Meditation is simple.
Not easy, but simple in the same way exercise is. You do reps, with proper technique (bad technique can injure you or make the meditation unsuccessful).
Over time these reps teach your mind to operate in different and hopefully better ways.
To meditate all you need is a simple algo. Concentration meditation:
Pick an object of meditation. Your breath, a mantra, the center of your forehead, a flame, pretty much anything., Put your attention on it. When you notice you’re not paying attention, congratulate yourself for noticing and put your attention back on the object.
That’s it. It really is that simple, though as you advance there are various tricks and so on which can help. But you could go all the way just with that.
Vipissana (one type)
Notice something in your consciousness. Place your attention on it for a few seconds, then dismiss it gently (with love if you can), move to another object, do the same thing again. If you notice you’ve stopped this sequence, congratulate yourself for noticing and go back to it.
Not exactly rocket science, is it? It’s just that we are never trained how to use our minds or control our attention or awareness.

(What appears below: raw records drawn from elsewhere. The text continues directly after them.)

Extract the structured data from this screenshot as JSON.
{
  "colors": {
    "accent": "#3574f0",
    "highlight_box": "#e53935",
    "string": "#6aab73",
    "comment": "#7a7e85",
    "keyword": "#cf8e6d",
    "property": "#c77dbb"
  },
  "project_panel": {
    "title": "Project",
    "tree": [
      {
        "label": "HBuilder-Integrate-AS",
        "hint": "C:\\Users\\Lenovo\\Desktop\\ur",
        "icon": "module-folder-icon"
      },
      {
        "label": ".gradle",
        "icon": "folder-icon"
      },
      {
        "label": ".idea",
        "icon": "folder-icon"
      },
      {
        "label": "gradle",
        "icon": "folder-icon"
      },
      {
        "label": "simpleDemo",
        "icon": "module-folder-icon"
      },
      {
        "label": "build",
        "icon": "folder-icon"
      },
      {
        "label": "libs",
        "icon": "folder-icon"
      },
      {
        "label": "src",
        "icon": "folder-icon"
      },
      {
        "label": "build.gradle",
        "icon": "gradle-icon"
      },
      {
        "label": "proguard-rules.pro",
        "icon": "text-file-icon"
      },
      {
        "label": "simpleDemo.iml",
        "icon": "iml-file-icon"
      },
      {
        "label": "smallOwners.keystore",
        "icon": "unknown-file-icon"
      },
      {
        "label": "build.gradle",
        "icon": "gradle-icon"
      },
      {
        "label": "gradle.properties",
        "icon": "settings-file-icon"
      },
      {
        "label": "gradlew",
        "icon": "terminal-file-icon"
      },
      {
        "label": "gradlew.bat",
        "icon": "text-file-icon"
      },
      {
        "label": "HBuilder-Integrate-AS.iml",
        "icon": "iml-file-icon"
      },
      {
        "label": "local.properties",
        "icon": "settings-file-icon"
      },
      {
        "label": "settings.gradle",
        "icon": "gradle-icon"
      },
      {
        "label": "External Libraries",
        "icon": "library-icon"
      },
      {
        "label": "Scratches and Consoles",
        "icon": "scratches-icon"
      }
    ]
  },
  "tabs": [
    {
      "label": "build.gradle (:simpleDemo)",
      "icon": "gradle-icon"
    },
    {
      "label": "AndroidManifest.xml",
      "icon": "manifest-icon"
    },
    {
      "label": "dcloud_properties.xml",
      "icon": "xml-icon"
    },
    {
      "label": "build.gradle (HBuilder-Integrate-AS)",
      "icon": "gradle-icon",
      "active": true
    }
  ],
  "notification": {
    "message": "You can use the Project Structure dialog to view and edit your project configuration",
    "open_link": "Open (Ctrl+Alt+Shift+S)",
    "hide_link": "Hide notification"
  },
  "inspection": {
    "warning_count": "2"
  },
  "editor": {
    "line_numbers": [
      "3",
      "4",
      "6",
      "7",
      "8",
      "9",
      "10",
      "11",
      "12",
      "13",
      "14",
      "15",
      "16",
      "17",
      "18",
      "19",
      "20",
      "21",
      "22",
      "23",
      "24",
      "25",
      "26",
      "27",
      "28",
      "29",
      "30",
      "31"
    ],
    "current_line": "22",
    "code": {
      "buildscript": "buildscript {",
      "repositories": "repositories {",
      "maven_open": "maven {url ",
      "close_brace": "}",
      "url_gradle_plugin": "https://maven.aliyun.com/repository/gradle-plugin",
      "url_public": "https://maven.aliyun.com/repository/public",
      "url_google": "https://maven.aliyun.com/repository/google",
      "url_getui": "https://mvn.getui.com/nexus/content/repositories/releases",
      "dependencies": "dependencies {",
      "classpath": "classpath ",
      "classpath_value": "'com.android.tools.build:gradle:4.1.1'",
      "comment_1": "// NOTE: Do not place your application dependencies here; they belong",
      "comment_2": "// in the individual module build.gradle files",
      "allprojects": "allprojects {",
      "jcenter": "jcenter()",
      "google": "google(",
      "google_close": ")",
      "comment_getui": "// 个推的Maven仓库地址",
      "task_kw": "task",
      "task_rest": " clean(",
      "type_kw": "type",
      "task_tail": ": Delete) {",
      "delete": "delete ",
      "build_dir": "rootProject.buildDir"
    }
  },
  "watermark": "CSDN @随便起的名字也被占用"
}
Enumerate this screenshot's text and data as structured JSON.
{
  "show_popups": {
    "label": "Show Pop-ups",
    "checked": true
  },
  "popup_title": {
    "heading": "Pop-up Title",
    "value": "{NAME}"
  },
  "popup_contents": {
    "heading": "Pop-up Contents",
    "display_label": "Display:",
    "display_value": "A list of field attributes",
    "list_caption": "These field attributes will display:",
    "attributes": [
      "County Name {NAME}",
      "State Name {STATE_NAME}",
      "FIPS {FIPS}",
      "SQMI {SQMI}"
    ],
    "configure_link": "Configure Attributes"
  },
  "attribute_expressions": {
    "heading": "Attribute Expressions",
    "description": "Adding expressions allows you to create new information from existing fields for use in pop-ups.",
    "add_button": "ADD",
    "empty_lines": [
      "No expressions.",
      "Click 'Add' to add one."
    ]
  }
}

There are plenty of different variations, but at their heart, almost all of them are like this.
Any type of meditation of this sort of also trains meta attention, which is just knowing what you’re paying attention to at any time. If you’ve ever intended to do something and realized you’ve been doing something else for a few minutes, or longer, then your meta-attention failed. For most people, this is frequent. You can’t control your attention if you don’t know if what it’s doing is what you intended. This is probably the most important meditative capacity, and it’s useful in life as well.
There are two types of meditative accomplishments.
The first are like exercising to stay in shape. If you stop doing cardio your resting heart rate goes back up and you can’t run for very long without losing your breath., If you stop lifting weights the muscles slowly go away. Concentration meditation and the altered states it can get you into (which are VERY nice) is like this. If you want this capacity you’ll first have to get into mental, probably at a retreat, then you need to maintain the ability, which is about two hours a day.
The second type is like learning how to throw a ball or ride a bike. If you keep meditating/exercising, you’ll be a better, but if you stop you don’t forget. These sorts of accomplishments include things like being less reactive and more relaxed, various psychological improvements and various attainments that are sometimes considered enlightened such as viewing the world as yourself, having no self (interpretative difference), lack of suffering on automatic as opposed to requiring meditative tricks and so on.
The second type are often called insights. They aren’t like intellectual insights (though intellect can be used to help gain them), they are changes in how you view the world at a subconscious level. Sometimes this can go back, there’s a whole group of shrinks treating meditators who drove themselves crazy with depersonalization or derealization. Both “I am not a person” and “I am not real” are insights, but if you can’t handle them, they go from good to bad.
So the general rule of meditation is that if starts getting really scary, stop. Consult a teacher you trust, but take a break. Now this doesn’t mean stopping at any unpleasantness because as soon as you make actual progress there will be unpleasantness. Your mind starts to calm, the chatter grows less, and all the garbage and trauma and fears and desires that have been suppressed start bubbling up.
It’s ugly. The more screwed up you are (and you may be more screwed up than you think) the more it sucks. Over time, if you stick it out, you learn to let all this crap go, or most of it and you feel a lot better. But the process isn’t fun.
Anyway. Meditation is just learning how to control your own mind, or learning about the mind in general, since you sure can’t control a lot of it. It’s pretty simple, the complications all come from what happens when you begin to realize you aren’t who or what you thought you were. That can be ugly.
Find a meditation you like, do the reps. Always be sure to include some living kindness or concentration meditation, never do just insight meditation except under the instruction of a teacher you trust who is monitoring your progress.